I have just read and then printed
out for further study a fascinating article Stephan Schwarz alerted me to by Hanna Rosin on “The
End of Men
.”  The article starts
out with an account of the strange things now happening when families get to choose
the gender of their child.  When
this technology first arose people worried that it would lead to  a serious disproportion of male babies
because world wide, people wanted sons more than they wanted daughters.  It turns out it didn’t happen that

Requests for
female babies now vastly outnumber requests for male babies. 

Something very
deep is taking place in American society – and apparently other societies as
well.  Even in ultra macho
Japan.  I hope these tid-bits have
encouraged you to read the article.

Rosin’s piece
gives us a new vantage point on the rise of NeoPaganism and the Goddess
religions.  First taking off in the
late 60s, NeoPaganism then helped inspire the efforts by Christian, Jewish, and
Buddhist women to raise the status of women and the Divine Feminine within their
own spiritual traditions.  As I
researched the writings of these women over and over again I found Starhawk
mentioned as an important force in their thinking.  Other feminist Pagans, such as Z Budapest, also receives frequent praise.  My guess is that future historians will regard Starhawk
as an important spiritual force in America. One cutting across many faiths.

Rosin also notes
an equally fascinating rise in what she terms ruthless “alpha women,” and even
women murderers.  Her observation led me to reflect how that bastion of
pretend maleness, the Religious Right and its ‘conservative’ Teabagger contingent, has given us
a number of the former, from Sarah Palin to Carly Fiorina and Meg Whitman.  These women remind us that being female
and exhibiting feminine traits are not the same, but that they are appearing in the bastion of faux masculinity is telling.  

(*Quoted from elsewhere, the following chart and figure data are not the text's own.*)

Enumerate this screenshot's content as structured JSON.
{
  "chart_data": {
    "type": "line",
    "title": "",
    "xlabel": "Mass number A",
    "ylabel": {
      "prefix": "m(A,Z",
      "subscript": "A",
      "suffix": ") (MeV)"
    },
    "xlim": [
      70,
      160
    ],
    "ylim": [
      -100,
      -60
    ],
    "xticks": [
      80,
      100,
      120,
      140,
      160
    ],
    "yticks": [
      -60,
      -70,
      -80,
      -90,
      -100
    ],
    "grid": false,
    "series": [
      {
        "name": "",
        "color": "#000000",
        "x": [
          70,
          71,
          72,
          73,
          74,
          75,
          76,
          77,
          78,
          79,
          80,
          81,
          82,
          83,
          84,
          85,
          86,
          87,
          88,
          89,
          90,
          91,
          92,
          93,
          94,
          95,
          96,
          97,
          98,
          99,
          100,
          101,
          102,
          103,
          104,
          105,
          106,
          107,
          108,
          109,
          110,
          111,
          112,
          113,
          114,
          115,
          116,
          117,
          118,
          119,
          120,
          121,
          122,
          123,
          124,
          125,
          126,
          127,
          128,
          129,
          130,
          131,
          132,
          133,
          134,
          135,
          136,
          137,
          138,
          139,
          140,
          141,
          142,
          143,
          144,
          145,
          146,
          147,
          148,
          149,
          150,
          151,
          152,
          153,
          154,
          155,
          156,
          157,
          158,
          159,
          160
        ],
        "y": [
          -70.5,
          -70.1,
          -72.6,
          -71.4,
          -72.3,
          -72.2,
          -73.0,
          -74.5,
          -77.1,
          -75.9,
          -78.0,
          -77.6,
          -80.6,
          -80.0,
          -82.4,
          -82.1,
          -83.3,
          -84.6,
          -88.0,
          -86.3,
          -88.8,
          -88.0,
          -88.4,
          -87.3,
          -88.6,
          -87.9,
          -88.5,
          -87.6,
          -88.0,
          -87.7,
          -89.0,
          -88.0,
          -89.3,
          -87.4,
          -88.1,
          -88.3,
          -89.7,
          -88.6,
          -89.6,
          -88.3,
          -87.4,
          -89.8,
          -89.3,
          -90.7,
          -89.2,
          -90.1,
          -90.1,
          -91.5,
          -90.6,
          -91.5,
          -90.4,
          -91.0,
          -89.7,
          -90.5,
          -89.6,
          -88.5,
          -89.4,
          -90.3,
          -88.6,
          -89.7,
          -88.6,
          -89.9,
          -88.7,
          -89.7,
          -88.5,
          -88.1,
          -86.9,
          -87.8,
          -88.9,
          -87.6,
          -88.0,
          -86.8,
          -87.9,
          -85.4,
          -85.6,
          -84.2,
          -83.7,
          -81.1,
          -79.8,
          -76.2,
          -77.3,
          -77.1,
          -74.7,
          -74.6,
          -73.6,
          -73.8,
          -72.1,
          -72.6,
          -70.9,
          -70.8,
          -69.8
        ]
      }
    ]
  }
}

If as appears to be the case women are
moving increasingly into dominant positions, an interesting experiment in human culture will be
taking place.  Given that so much
of American society is rooted in hierarchy and domination (except on Fourth of
July speeches when freedom and equality briefly receive their praise) will women become as infatuated with power and domination as men
are prone to, or will they moderate it?

If Robert
Sapolsky’s story of female initiated lasting cultural changes in baboon society  can be applied to human society, on balance this shift in the relative status
of men and women will be very good indeed for the human race.